L’oiseau meurt et rejoint le gibier entassé dans le coffre de sa voiture, dont il lui faut à tout prix se débarrasser. Un héron empaillé sera d’un très bel effet, lui dit-on.

Il s’arrête, fasciné, devant la devanture de l’empailleur de Codigoro. « Par-delà cette glace, le silence, l’immobilité absolue, la paix. » La mort, la pensée de la mort n’ont plus rien d’effrayant.

Observant, comme au petit matin, son visage dans la glace, déjà recouvert de la poussière des ans, « il sentait lentement faire son chemin en lui, confuse encore et pourtant riche de mystérieuses promesses, une pensée secrète qui le libérait, qui le sauvait. »
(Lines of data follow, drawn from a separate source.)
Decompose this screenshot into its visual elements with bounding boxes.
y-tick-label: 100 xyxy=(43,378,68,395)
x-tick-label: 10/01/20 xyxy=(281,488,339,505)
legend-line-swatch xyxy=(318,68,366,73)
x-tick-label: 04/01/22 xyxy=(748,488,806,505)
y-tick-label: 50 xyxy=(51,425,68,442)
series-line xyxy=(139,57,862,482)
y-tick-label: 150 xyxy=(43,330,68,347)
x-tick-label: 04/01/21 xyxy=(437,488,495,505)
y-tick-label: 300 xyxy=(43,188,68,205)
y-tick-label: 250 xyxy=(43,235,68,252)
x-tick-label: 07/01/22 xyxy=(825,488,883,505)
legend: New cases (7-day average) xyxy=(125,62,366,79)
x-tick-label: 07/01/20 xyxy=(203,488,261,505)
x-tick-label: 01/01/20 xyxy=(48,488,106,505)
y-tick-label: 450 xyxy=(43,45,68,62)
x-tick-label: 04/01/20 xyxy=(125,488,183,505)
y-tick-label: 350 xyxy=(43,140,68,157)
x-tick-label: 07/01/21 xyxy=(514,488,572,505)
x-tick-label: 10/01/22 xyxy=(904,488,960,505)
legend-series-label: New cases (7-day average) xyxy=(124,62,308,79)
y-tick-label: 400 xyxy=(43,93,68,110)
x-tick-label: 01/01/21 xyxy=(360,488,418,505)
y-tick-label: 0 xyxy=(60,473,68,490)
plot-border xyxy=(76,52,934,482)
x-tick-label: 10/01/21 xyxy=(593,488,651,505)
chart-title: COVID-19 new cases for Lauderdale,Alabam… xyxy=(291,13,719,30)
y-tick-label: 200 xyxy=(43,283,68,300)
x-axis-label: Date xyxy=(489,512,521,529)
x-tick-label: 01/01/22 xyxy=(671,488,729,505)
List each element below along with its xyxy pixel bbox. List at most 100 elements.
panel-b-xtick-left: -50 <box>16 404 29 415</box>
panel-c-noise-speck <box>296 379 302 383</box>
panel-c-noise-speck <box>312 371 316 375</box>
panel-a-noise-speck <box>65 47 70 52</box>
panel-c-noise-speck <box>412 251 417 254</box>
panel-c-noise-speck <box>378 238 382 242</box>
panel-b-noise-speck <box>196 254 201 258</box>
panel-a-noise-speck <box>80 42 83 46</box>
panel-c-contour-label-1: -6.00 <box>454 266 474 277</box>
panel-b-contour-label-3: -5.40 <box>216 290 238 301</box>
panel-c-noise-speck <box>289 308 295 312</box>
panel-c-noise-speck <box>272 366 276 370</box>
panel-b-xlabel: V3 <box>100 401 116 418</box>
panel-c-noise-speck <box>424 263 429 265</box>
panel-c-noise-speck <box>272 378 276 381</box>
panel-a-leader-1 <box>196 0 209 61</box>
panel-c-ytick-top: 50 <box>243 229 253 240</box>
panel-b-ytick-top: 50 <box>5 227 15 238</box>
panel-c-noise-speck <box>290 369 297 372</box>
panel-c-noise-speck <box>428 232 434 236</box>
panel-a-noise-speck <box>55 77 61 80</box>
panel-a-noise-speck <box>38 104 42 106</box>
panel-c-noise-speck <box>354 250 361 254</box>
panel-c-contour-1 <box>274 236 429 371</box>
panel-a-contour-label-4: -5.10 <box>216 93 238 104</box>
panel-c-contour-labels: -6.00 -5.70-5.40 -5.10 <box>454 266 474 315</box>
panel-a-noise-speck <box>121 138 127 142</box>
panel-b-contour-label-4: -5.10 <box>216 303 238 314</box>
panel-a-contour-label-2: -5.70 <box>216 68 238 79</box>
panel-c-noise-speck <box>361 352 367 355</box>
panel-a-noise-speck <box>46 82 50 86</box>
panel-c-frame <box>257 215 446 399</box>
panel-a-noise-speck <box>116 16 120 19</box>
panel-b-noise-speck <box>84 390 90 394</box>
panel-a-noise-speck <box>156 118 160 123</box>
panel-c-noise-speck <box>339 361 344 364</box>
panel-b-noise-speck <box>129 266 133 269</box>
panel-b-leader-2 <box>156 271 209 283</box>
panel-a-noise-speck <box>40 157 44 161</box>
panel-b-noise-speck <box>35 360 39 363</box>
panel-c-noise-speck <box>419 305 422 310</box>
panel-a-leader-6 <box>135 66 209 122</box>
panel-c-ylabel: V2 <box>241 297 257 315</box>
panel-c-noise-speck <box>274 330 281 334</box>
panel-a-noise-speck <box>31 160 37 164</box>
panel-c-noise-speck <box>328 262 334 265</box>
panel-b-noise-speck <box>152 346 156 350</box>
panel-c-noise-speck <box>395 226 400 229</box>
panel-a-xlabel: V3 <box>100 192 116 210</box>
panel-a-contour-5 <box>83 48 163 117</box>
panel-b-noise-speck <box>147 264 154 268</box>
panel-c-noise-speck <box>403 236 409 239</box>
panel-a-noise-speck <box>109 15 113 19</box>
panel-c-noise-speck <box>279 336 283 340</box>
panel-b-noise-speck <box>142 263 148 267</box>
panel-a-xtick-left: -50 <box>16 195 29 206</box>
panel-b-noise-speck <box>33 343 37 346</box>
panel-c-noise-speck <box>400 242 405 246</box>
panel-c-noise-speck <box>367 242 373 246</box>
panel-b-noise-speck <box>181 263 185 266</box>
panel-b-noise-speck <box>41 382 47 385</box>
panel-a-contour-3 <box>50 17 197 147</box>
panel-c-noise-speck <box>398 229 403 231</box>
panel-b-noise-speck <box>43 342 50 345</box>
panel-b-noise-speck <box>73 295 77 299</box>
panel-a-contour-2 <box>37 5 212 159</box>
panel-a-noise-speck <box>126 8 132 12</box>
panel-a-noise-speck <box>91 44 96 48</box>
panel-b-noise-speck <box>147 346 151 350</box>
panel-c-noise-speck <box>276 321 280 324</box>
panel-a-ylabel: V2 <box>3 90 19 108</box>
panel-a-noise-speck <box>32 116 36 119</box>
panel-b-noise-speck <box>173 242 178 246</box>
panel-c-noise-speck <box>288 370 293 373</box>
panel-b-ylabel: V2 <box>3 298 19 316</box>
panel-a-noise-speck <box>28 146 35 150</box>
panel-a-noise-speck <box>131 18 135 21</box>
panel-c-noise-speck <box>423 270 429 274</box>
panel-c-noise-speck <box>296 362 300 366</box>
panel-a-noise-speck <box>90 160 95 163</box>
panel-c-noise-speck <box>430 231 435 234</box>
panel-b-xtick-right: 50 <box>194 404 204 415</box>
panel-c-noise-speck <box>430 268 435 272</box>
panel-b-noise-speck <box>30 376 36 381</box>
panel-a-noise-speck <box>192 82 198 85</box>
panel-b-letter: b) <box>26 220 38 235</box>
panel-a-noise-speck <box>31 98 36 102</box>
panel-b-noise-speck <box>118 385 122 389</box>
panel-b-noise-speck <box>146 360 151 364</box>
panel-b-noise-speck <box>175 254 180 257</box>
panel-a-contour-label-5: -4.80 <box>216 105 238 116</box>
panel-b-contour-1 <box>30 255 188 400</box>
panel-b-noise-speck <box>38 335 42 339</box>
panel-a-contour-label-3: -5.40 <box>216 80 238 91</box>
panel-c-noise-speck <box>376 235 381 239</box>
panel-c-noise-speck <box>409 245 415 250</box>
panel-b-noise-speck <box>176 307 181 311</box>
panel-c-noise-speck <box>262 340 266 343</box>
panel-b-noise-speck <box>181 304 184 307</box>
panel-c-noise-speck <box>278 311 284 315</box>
« Et comme on se sentait bien, tout de suite, à la seule pensée d’en finir avec tout ce monotone train-train, manger et déféquer, boire et uriner, dormir et veiller, bouger et rester immobile, en quoi consistait la vie ! »

 

Tout s’éclaire, on comprend soudain cette obsession du détail, la minutie des descriptions, la perfection d’une écriture qui devait conduire Edgardo Limentani précisément à cette décision : après avoir rencontré la beauté de ce héron si fragile, presque surnaturel,  en finir, s’en aller sur un simple « Bonne nuit ».

 

Giorgio Bassani, Le Roman de Ferrare. Le Héron

Quarto Gallimard 2006 – Première édition italienne : 1968

Traduction de l’italien de Michel Arnaud (1971), révisée d’après le texte de l’édition italienne définitive par Vincent Raynaud

Dans son roman de terrain, "Le Bosquet", Esther Kinsky séjournant dans les Valli près de Ferrare, marche sur les pas d'Edgardo Limentani, hypnotisée elle aussi par la beauté des oiseaux et particulièrement des hérons.